Tree of Sorrow, Tree of Life

Tree of Sorrow, Tree of Life

Palm Sunday 2015

A message delivered by The Rev. Dianne Andrews at St. Paul’s Episcopal Church, Port Townsend, WA.

We are not casual bystanders. We have willing come to this place of pain and sorrow to stand before the tree of death that was planted by earthly powers of empire seeking to coerce and control by any means necessary including violence, torture and murder.   God’s way is different. The tree is an intersection. Its roots descend to hell but its branches reach towards heaven. We return to this place once again because we have followed Jesus from the beginning, from the sweet moment when the Angel Gabriel gave Mary the stunning news. We have been challenged by the great teacher who offered us a way of seeing with new eyes… he taught us how God wants us to be in the world… he shared God’s love and delight for us. He showed us a better way.   We continued to follow him to Jerusalem. We waved palms expecting more great things to happen in the capital city.   But the story didn’t unfold as we had expected.
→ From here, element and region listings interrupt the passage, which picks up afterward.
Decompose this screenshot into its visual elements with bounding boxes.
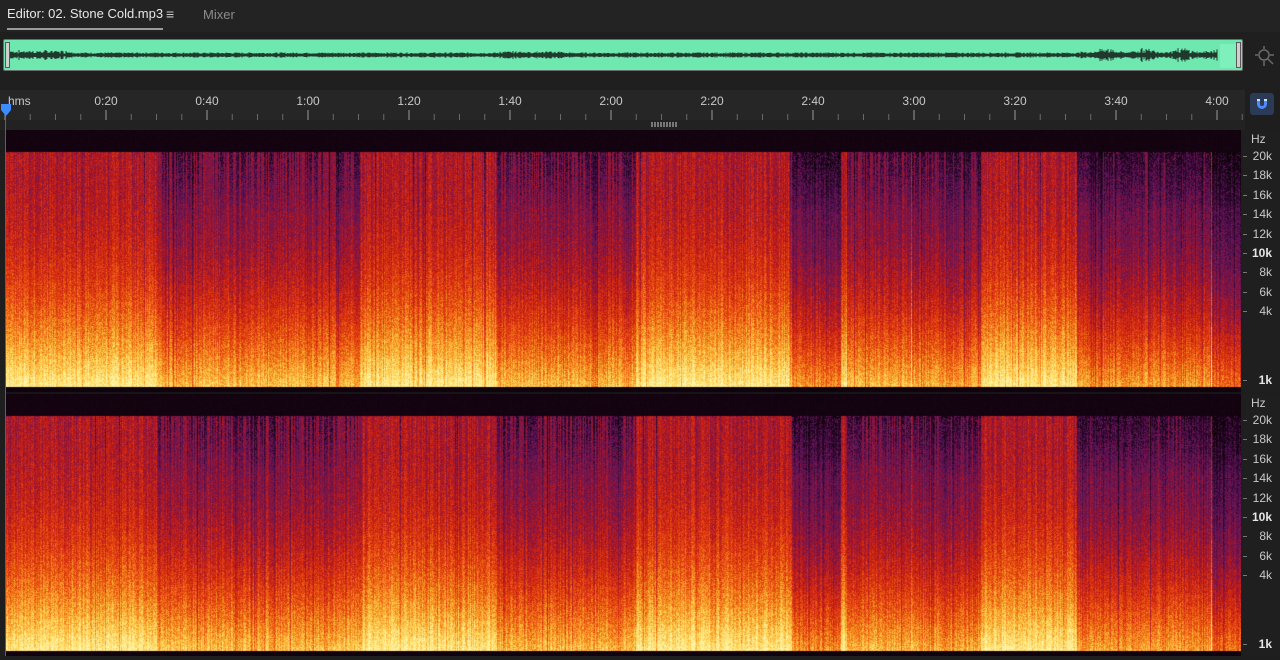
- ruler-label: 1:40: [498, 94, 522, 108]
- frequency-label: 6k: [1259, 548, 1272, 563]
- frequency-tick: [1243, 458, 1247, 460]
- ruler-label: 1:20: [397, 94, 421, 108]
- frequency-tick: [1243, 497, 1247, 499]
- ruler-label: 3:00: [902, 94, 926, 108]
- time-ruler[interactable]: hms 0:20 0:40 1:00 1:20 1:40 2:00 2:20 2:40 3:00…: [0, 90, 1245, 120]
- ruler-label: 0:20: [94, 94, 118, 108]
- frequency-label: 12k: [1252, 226, 1272, 241]
- frequency-tick: [1243, 311, 1247, 313]
- frequency-label: 20k: [1252, 149, 1272, 163]
- frequency-label: 18k: [1252, 432, 1272, 447]
- frequency-label: 14k: [1252, 207, 1272, 222]
- ruler-label: 1:00: [296, 94, 320, 108]
- active-tab-underline: [7, 28, 164, 30]
- frequency-unit-label: Hz: [1251, 396, 1266, 410]
- hamburger-menu-icon[interactable]: ≡: [166, 6, 174, 22]
- resize-grip-icon[interactable]: [651, 122, 677, 127]
- frequency-unit-label: Hz: [1251, 132, 1266, 146]
- frequency-label: 20k: [1252, 413, 1272, 427]
- frequency-tick: [1243, 194, 1247, 196]
- spectrogram-channel-left[interactable]: [6, 130, 1241, 392]
- overview-handle-right[interactable]: [1236, 42, 1241, 68]
- zoom-magnifier-icon[interactable]: [1252, 44, 1276, 68]
- ruler-label: 3:20: [1003, 94, 1027, 108]
- frequency-label: 1k: [1258, 373, 1272, 387]
- ruler-label: 2:40: [801, 94, 825, 108]
- frequency-scale-left: Hz 20k 18k 16k 14k 12k 10k 8k 6k 4k 1k: [1243, 130, 1280, 392]
- ruler-label: 3:40: [1104, 94, 1128, 108]
- frequency-label: 12k: [1252, 490, 1272, 505]
- frequency-label: 4k: [1259, 568, 1272, 583]
- frequency-tick: [1243, 214, 1247, 216]
- panel-tab-bar: Editor: 02. Stone Cold.mp3 ≡ Mixer: [0, 0, 1280, 32]
- frequency-label: 10k: [1251, 510, 1272, 524]
- frequency-label: 6k: [1259, 284, 1272, 299]
- ruler-label: 4:00: [1205, 94, 1229, 108]
- magnet-snap-icon[interactable]: [1250, 93, 1274, 115]
- panel-divider: [0, 120, 1245, 130]
- frequency-tick: [1243, 272, 1247, 274]
- frequency-label: 16k: [1252, 451, 1272, 466]
- spectrogram-channel-right[interactable]: [6, 394, 1241, 656]
- playhead-marker-icon[interactable]: [1, 104, 11, 116]
- frequency-label: 1k: [1258, 637, 1272, 651]
- frequency-label: 4k: [1259, 304, 1272, 319]
- frequency-tick: [1243, 380, 1247, 381]
- frequency-label: 8k: [1259, 529, 1272, 544]
- frequency-tick: [1243, 536, 1247, 538]
- frequency-tick: [1243, 575, 1247, 577]
- frequency-tick: [1243, 439, 1247, 441]
- frequency-scale-right: Hz 20k 18k 16k 14k 12k 10k 8k 6k 4k 1k: [1243, 394, 1280, 656]
- tab-editor[interactable]: Editor: 02. Stone Cold.mp3: [7, 6, 164, 30]
- overview-handle-left[interactable]: [5, 42, 10, 68]
- overview-waveform-shape: [7, 44, 1238, 68]
- frequency-tick: [1243, 156, 1247, 157]
- frequency-tick: [1243, 644, 1247, 645]
- frequency-tick: [1243, 517, 1247, 518]
- ruler-label: 2:20: [700, 94, 724, 108]
- ruler-label: 2:00: [599, 94, 623, 108]
- overview-waveform[interactable]: [3, 39, 1243, 71]
- frequency-label: 18k: [1252, 168, 1272, 183]
- frequency-tick: [1243, 291, 1247, 293]
- time-unit-label: hms: [8, 94, 31, 108]
- frequency-tick: [1243, 233, 1247, 235]
- frequency-label: 14k: [1252, 471, 1272, 486]
- frequency-tick: [1243, 253, 1247, 254]
- tab-editor-label: Editor: 02. Stone Cold.mp3: [7, 6, 164, 21]
- frequency-tick: [1243, 478, 1247, 480]
- frequency-label: 16k: [1252, 187, 1272, 202]
- frequency-tick: [1243, 420, 1247, 421]
- frequency-tick: [1243, 175, 1247, 177]
- ruler-label: 0:40: [195, 94, 219, 108]
- frequency-label: 8k: [1259, 265, 1272, 280]
- frequency-label: 10k: [1251, 246, 1272, 260]
- playhead-line: [5, 116, 6, 656]
- frequency-tick: [1243, 555, 1247, 557]
- tab-mixer[interactable]: Mixer: [203, 7, 235, 22]
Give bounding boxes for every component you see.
Jesus continued to show us God’s way and love, and it got him killed. To stand at the foot of the cross is to encounter the worst that the world has to offer. To the end, Jesus was a witness against all earthly powers that seek to control and tear down and kill. Everything that Jesus embodied, all that he incarnated, was God’s call to life and wholeness… a call to confront injustice and to live with the deepest integrity. To stand before the tree of crucifixion is to confront the fact that the divine story isn’t always in keeping with our expectations. The story challenges us, and dares us to be change.

The poet W. H. Auden wrote:

         We would rather be ruined than changed

                        We would rather die in our dread

 Than climb the cross of the moment

 And see our illusions die

A woman, who had not been to church in many years had just learned that her precious toddler had a life-threatening medical condition. On a bitterly cold day she stepped inside a church vestibule to warm up for a bit. As she stood there she was “startled by the sounds of worship, the soaring harmonies of the choir, the… clear resonant sound of prayer.” In her hour of pain and anguish Elaine Pagels, author of the book Beyond Belief, said to herself “Here is a family who knows how to face death.”[1] The church is a place that embraces the great story of life. All of it.

In our walk through this week we will be continue to be challenged to see with new eyes, to feel death, to know deeper compassion, to give up what no longer works, and to let go of our stubborn need to be in control … that our hearts may break wide open to receive a love that is far greater that we can begin to comprehend.

I pray you a most blessed Holy Week…

[1]John M. Buchanan, “Being Christ’s Body,” Christian Century, March 5, 2014 pg 3.